# PCA, FA, CFA, latent variables, and making a scale.

## Best approach to the problem?

• ### Other?

• Total voters
1

#### psnp

##### New Member
Hi! I was wondering if anyone had any suggestions for me.

I'm working with two datasets. One contains a population of cases (n=25) from 2005, and the other contains a population of cases (27) from 2007. Each case has a score on each of six variables/indicators (v1, v2, v3...), each indicator has a different max value (v1's max= 30, v2's max= 22, v3's max= 20...); the sum of all six indicators will range from 0 to 100 for any given case.

The point of the variables was the construction of an additive scale (the 0-100 one), and I was hoping to test the validity of the scale. On the surface, weighting the variables and adding them this randomly seemed a bit problematic, but the idea of a single variable combining the other six makes sense. My question is how to combine the variables (or test how they've been weighted/combined).

I tried Principal Component Analysis and Factor Analysis, and both extracted one component/factor with a very high eigenvalue. This seems to indicate to me that on the surface, the single latent variable (through combination of the six variables) makes sense. However, when I had STATA predict scores on the factor, the predictions are very highly correlated with the additive scale (r2=.98). Is that to be expected, or is something fishy?

All I want is to confirm that the additive scale is useful OR to suggest more useful weightings for the variables. I recognise that I have a very small sample here, and so confirmatory factor analysis is probably out.

Can anyone suggest how I go about combining the six variables into an optimal scale, or assessing their additive combination?

(Also: since there are two sets of countries, data for 2005 and for 2007, I have been analysing each group separately. Should I combine the two and analyse the cases as country-years in order to double to population?)

Thanks a million!

Last edited:

#### vinux

##### Dark Knight
I tried Principal Component Analysis and Factor Analysis, and both extracted one component/factor with a very high eigenvalue. This seems to indicate to me that on the surface, the single latent variable (through combination of the six variables) makes sense. However, when I had STATA predict scores on the factor, the predictions are very highly correlated with the additive scale (r2=.98). Is that to be expected, or is something fishy?

All I want is to confirm that the additive scale is useful OR to suggest more useful weightings for the variables. I recognise that I have a very small sample here, and so confirmatory factor analysis is probably out.

Can anyone suggest how I go about combining the six variables into an optimal scale, or assessing their additive combination?

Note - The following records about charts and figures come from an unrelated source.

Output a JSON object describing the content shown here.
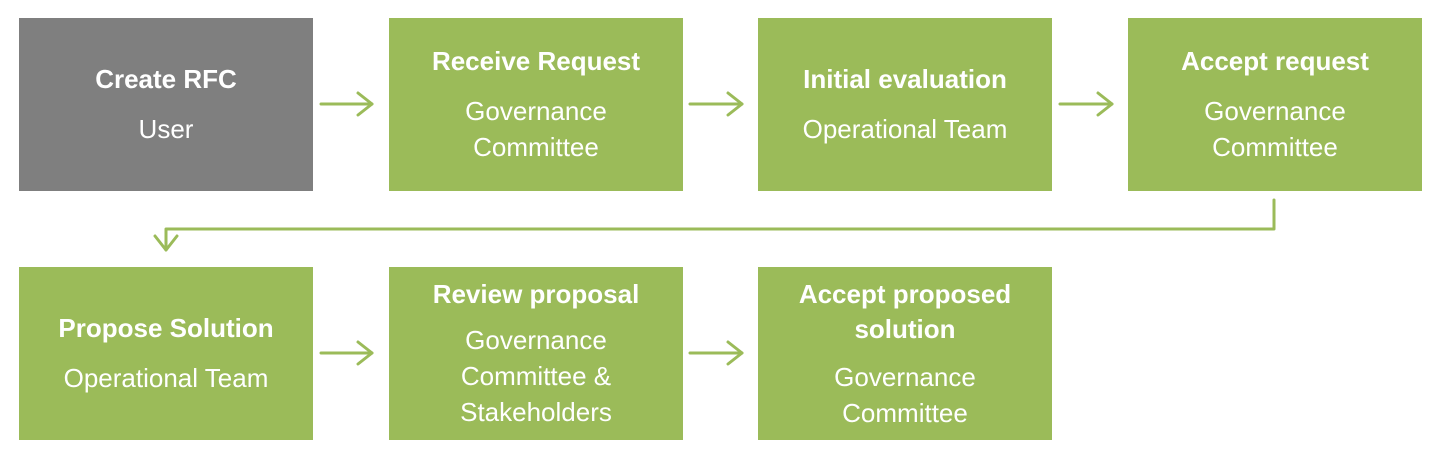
{
  "steps": [
    {
      "title": "Create RFC",
      "role": "User",
      "color": "#7f7f7f"
    },
    {
      "title": "Receive Request",
      "role": "Governance Committee",
      "color": "#9bbb59"
    },
    {
      "title": "Initial evaluation",
      "role": "Operational Team",
      "color": "#9bbb59"
    },
    {
      "title": "Accept request",
      "role": "Governance Committee",
      "color": "#9bbb59"
    },
    {
      "title": "Propose Solution",
      "role": "Operational Team",
      "color": "#9bbb59"
    },
    {
      "title": "Review proposal",
      "role": "Governance Committee & Stakeholders",
      "color": "#9bbb59"
    },
    {
      "title": "Accept proposed solution",
      "role": "Governance Committee",
      "color": "#9bbb59"
    }
  ],
  "colors": {
    "step_fill": "#9bbb59",
    "start_fill": "#7f7f7f",
    "connector": "#9bbb59",
    "text": "#ffffff"
  }
}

(Also: since there are two sets of countries, data for 2005 and for 2007, I have been analysing each group separately. Should I combine the two and analyse the cases as country-years in order to double to population?)

Thanks a million!
I guess PCA and FA will give similar linear combination. If all the coefficients are not positive then I will not suggest PCA or FA ( But you can use this, if you can make an interpret the linear combination)

I guess all the coefficient of first factor is positive. If the proportion of coefficients of additive scale and the factor are close then you may get high correlation.

you can check the covariance matrix of 2005 and 2007 are same or not. I don't think you have enough observation to do a statistical hypothesis.

By the way what is your objective? comparison of 2005 and 2007?